Better.com Staffers Say a Computer Screwup Just Told Them They’re Fired

Photo Illustration by Thomas Levinson/The Daily Beast/Getty/Better.com
Photo Illustration by Thomas Levinson/The Daily Beast/Getty/Better.com

The descent continues for the mortgage startup Better.com, which had swelled to a $7.7 billion valuation before its founder callously laid off 900 workers in December, causing the company to go viral for all the wrong reasons.

Now Better has begun laying off a large number of additional workers, according to an email from company CFO Kevin Ryan, which The Daily Beast obtained.

TechCrunch reported Monday evening that the final number would clock in at around 4,000 people, or roughly 50 percent of the staff—a number consistent with what multiple sources have told The Daily Beast as well.

According to sources and screenshots of Slack messages, some current employees believe they found out they had been laid off after they logged into their company accounts, which showed a tab for severance pay at the top of the list.

Multiple current workers posted in a company Slack that the deposit had already hit her bank accounts, according to screenshots of their messages.

“Was this the way we were supposed to find out?” one current worker wrote, later adding that the situation amounted to “coward shit…grade A.”

“I’m sorry … that is the crappiest way to find out,” wrote another.

“This is disgusting— letting people find out through the payment app,” a third current employee told The Daily Beast.

It’s unclear if the severance tab was posted by mistake, as multiple people said the information later disappeared. One person posted in Slack that someone at the company “must’ve hit the button too soon.”

Better’s decline has been fueled both by blowback from the December layoffs—in which the founder and CEO, Vishal Garg, axed employees via a mass webinar—and from a broader downturn in the mortgage industry.

It’s not yet clear how Garg is taking this week’s news. Some of his staffers have previously expressed frustration with his seemingly unemotional attitude.

Case in point: One day last summer, Garg arrived at Better’s World Trade Center offices with a miniature hatchet, a gift for an executive who had just laid off a number of employees, according to three people with knowledge of the situation.

The gift rankled the building’s security team, who noticed the ax when it went through a scanner at a security checkpoint. To some at the company, it was yet another incident that conveyed, at a minimum, Garg’s poor taste.

Better did not respond to a request for comment.

The company has been in turmoil for many months. “We’re so sick of being mistreated, that’s why there’s no loyalty. We’re all sick of being bullied and berated,” one recently departed staffer told The Daily Beast. “The layoffs was the thing that the public saw…[but] it was just the last straw.”

Large numbers of current and former Better employees have been leaking to the press, which has created a heightened state of paranoia internally. Some employees fear that company officials have been posing as journalists to figure out who’s talking.

As TechCrunch reported in January, earlier this year Garg held an “Ask Me Anything” session for certain employees but declined to stream the event more broadly. Those who did attend had to put their phones in a paper bag and were required to walk through a metal detector to weed out any other audio recorders.

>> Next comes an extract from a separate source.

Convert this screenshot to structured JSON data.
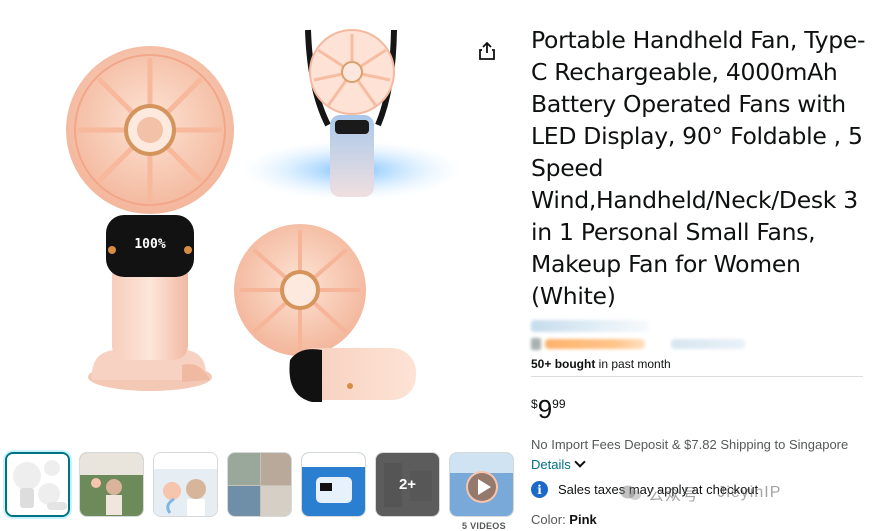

The chaos burst into the open on Dec. 1, just a day after Better announced that it had raised $750 million in new financing.

That morning, Garg ushered workers into a mass webinar, which many employees assumed was related to the cash infusion. Instead, he delivered a three-minute monotone speech informing them that they were out of jobs.

“If you’re on this call, you are part of the unlucky group,” he said. “Your employment is terminated effective immediately.”

After a video of the firing went viral, Garg was forced to briefly step aside as CEO, only to return in January.

The volatile founder, who once threatened to burn his former best friend alive, has previously made news for a tangle of lawsuits from old business partners and for questions about enormous equity handouts he allegedly bestowed on one of his top lieutenants.

It remains to be seen whether Better can bounce back from the tumult.

According to recent corporate filings, Garg has agreed to personally “indemnify” one of its principal backers, the Japanese conglomerate SoftBank, for certain losses it may realize on its investment.

And things have been trending poorly. The company said in a February filing that its projected loss for the fourth quarter alone was between $167 million and $182 million.

As for the layoffs, multiple current and former employees feel that Better hired too aggressively over the last two years, when record low interest rates had buoyed its business.

“This is what happens in the mortgage market, eventually the gravy train stops,” a former senior employee said.

A more cautious CEO may have accounted for that inevitable downturn, the person said. Instead, “Vishal went all in.”